BY NICK ST. DENIS
When a front-seven player gets a new position label in a Rex Ryan defense, it's never definitive. Ryan often has his defensive ends lining up at tackle, the outside linebackers setting up shop at the end of the line and his safeties lurking over the pre-snapped football.
A change in label just might mean the player will take on that new role just a little more often than he has in the past.
Such is the case with Quinton Coples, a "former" defensive end who regularly lined up over center as a rookie last year but is now an "outside linebacker." (photo: Pedro Cambra, Flickr)
“I think it was a plan for Rex long-term. Last year he was just seeing how the defensive end thing worked out,” Coples told NewYorkJets.com's Eric Allen last week. “When I was coming out at my pro day at the University of North Carolina, he had me do drops and linebacker drills as well as defensive line drills.
"I think once he drafted me, he already had that plan that eventually I would be an outside linebacker.”
Even though Coples jokes that the team's defensive linemen now look at him as a "traitor," Coples sees an advantage in standing up rather than taking a three-point stance. He said it will give him a "head start on getting to the quarterback" and in reading what the offense is about to run.
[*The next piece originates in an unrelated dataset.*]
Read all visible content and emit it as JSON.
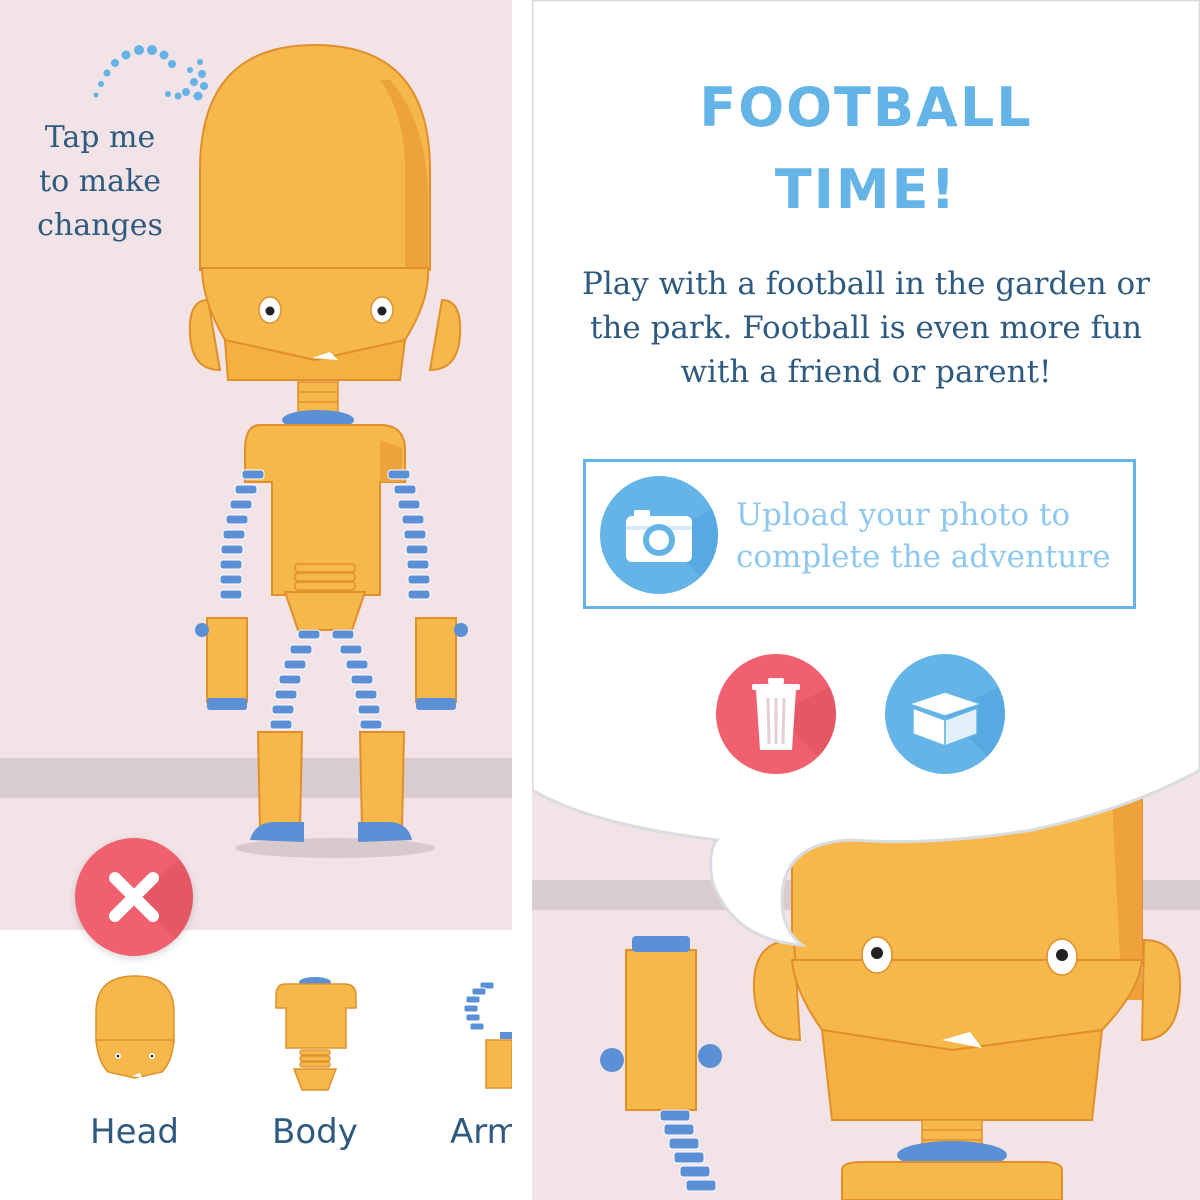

Coples is part of a young, talented and hungry Jets defensive front. He was drafted in the first round a year after 2011 first-round defensive lineman Muhammad Wilkerson and before the team's first of two 2013 first-rounders in Sheldon Richardson.
Gang Green also recently added pass-rushing specialist and former San Diego Charger Antwan Barnes to set up shop at outside linebacker next to incumbent starting middle linebacker David Harris and the recently-promoted second-year 'backer Demario Davis.
In somewhat limited time last season, the 6-6, 285-pound Coples tallied 30 tackles, 5.5 sacks and two passes defensed.